DS is 5, in year 1, undiagnosed but most likely has AS. He's been stuck in a pattern of behaviour for almost a month now which I'm struggling to deal with and I can't really understand. DS is an only child and we're pretty sensitive to the pressures he's been under at school and try to accommodate his wishes and demands as much as we can.
The main problem is that, despite our best efforts, he's prone to what looks like sulking. Like a lot of kids, he enjoys playing on the iPad and watching TV. We used to limit his time on these but recently relaxed the rules to cut him some slack and noticed that he self-regulates and doesn't want to play or watch for that long anyway. He shuffles around the house from one room to another, looking bored out of his mind, he flops down on the sofa, pushing his head into the cushions and often makes nonsensical noises whilst doing it. I'm guessing he might be under-stimulated during these phases and the sounds and flopping around are stimming behaviours.
So it seems safe to assume that he needs to get out to a playground or something, something to stimulate the senses.
We're at the grandparents at the moment, he loves being here and always asks to go, they're really good at playing with him and have a lot of patience. They suggested taking him out to the playground (which he usually loves) but he doesn't want to go, he wants to go to the "playground near home". I'm almost certain it's not about the specific playground and wondering if this sort of thing sounds familiar to any of you? And I'm only highlighting this as an example of the kind of resistance he often puts up to suggestions – it's like this all the time.

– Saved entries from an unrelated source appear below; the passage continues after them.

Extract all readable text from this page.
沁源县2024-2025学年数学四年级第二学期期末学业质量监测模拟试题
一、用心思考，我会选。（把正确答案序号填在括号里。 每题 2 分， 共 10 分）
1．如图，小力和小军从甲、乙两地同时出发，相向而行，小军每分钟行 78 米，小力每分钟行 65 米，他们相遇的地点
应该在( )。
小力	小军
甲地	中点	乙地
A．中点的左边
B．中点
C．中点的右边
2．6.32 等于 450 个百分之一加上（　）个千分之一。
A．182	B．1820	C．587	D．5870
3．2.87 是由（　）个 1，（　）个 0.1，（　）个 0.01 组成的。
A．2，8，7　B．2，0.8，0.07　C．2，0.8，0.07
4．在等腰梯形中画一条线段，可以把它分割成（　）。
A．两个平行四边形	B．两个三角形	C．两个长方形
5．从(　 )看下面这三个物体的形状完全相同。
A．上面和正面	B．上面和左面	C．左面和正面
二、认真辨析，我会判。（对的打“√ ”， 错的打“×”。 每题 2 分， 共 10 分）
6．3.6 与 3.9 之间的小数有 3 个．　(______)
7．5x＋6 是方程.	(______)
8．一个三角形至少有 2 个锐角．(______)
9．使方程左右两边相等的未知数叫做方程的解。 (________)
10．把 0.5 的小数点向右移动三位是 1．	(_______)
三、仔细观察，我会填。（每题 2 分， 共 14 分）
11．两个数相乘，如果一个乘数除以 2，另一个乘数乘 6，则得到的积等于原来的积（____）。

Always with the "but"!
I'm not sure how to help him, how to cheer him up. Tickling usually works, but it's short lived. He likes having other children to play with but he's often terrible at it and it's the only time he ever has meltdowns. My parents are willing to play with him in the childish way but again, it only sustains him for a short time.
I suppose he doesn't like being told what to do. But he's bored and we're just trying to please him. Going to the "playground near home" is unrealistic and he knows that. He's going from one activity to another and can't settle on anything.
Anyone got any good suggestions or can shed any light on this? I know it sounds kind of small but it feels like he can't snap out of this mode of behaviour and it is slowly but surely driving batshit crazy!